1. We define a function Equatable.isEqual
2. We use it to access Self which is the object concrete type
3. We compare it to our parameter (rhs)
4. We use the new function instead of ==

extension Equatable {
  fileprivate func isEqual(_ rhs: any Equatable) -> Bool {
	// A. here we can access Self and check if rhs has the same type than ours
    if let rhs = rhs as? Self, rhs == self {
      return true
    }
    return false
  }
}

enum ServiceState: Equatable {
  case failed(Error? = nil)

  static func == (lhs: ServiceState, rhs: ServiceState) -> Bool {
    switch(lhs, rhs) {
    case (.failed(let lhsError), .failed(let rhsError)):
      if let lhsError = lhsError as? any Equatable, let rhsError = rhsError as? any Equatable {
		// B. now we use our `isEqual` function instead of `==`
        return lhsError.isEqual(rhsError)
      }
      return false
    }
  }
}

And now this compiles 🎉!

But this code may look a little bit weird to you as we moved the logic inside the protocol. One other option is to use Implicitly Opened Existentials.

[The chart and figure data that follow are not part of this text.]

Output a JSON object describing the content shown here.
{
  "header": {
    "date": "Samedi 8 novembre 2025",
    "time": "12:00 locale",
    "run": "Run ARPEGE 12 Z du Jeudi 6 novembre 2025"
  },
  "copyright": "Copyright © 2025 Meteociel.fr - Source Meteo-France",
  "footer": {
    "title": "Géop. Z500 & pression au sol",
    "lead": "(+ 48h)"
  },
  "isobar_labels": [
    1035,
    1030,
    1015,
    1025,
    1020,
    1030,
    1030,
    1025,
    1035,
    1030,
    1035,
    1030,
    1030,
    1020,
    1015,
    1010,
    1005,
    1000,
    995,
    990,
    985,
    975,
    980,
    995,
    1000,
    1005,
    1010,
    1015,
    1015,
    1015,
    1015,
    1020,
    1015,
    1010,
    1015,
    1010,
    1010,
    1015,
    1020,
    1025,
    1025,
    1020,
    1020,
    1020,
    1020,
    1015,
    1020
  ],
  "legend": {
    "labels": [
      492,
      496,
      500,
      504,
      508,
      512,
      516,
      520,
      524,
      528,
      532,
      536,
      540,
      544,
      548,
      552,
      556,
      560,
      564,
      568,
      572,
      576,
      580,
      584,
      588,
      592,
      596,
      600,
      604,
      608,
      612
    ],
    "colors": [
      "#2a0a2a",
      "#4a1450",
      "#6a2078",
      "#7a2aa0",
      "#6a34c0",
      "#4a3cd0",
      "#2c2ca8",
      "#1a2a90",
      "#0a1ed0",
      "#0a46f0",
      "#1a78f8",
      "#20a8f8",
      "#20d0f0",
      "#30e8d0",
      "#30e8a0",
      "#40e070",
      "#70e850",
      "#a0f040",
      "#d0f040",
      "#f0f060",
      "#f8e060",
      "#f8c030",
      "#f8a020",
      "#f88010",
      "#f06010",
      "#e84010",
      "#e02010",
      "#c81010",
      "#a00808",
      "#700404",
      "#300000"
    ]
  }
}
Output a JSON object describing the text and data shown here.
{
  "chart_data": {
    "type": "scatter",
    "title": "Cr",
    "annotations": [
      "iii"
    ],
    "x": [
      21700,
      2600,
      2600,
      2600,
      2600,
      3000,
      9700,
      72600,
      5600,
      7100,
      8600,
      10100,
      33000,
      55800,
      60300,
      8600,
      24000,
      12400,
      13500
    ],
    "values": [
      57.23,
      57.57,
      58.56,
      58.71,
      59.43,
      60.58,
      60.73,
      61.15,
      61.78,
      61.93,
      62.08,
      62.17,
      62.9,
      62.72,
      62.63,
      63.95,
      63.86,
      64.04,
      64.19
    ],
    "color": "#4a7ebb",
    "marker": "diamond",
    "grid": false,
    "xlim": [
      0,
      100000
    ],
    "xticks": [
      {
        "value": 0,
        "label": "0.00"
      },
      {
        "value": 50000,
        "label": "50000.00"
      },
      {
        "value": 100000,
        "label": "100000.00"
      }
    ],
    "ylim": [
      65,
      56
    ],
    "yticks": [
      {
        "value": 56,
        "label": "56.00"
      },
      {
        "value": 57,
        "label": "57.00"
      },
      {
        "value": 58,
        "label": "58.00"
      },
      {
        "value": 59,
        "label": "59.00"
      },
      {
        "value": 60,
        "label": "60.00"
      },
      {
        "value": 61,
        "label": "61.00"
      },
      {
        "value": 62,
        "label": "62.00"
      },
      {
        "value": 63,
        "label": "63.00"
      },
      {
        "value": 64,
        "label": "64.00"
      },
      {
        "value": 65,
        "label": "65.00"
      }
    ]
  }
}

Implicitly Opened Existentials

We went from existentials > opened existentials > implicitly opened existentials! I know what you’re thinking: it starts to look like Dragon Ball 🐉 transformations! But I promise: it stops there 😄

Swift 5.7 introduced generic support with existentials: now you can pass an existential as a function generic parameter.

Let’s take back our example and this time instead of extending our protocol we’ll just create a generic function checkIsEqual:

func checkIsEqual<A: Equatable, B: Equatable>(_ a: A, _ b: B) -> Bool {
  if let b = b as? A, b == a {
    return true
  }

  return false
}

enum ServiceState: Equatable {
  case failed(Error? = nil)

  static func == (lhs: ServiceState, rhs: ServiceState) -> Bool {
    switch(lhs, rhs) {
    case (.failed(let lhsError), .failed(let rhsError)):
      if let lhsError = lhsError as? Equatable, let rhsError = rhsError as? Equatable {
        return checkIsEqual(lhsError, rhsError)
      }
      return false
    }
  }
}

Here you see that we got implicit access to our two existential types throught A and B. Hence the name of this functionality.

Conclusion

You now know how to compare two equatable objects in Swift and better understand how to leverage any in your codebase and how helpful it can be. Whether you prefer using solution 1 (extending protocol) or solution 2 (implicitly opened existential) will mostly be a matter of taste.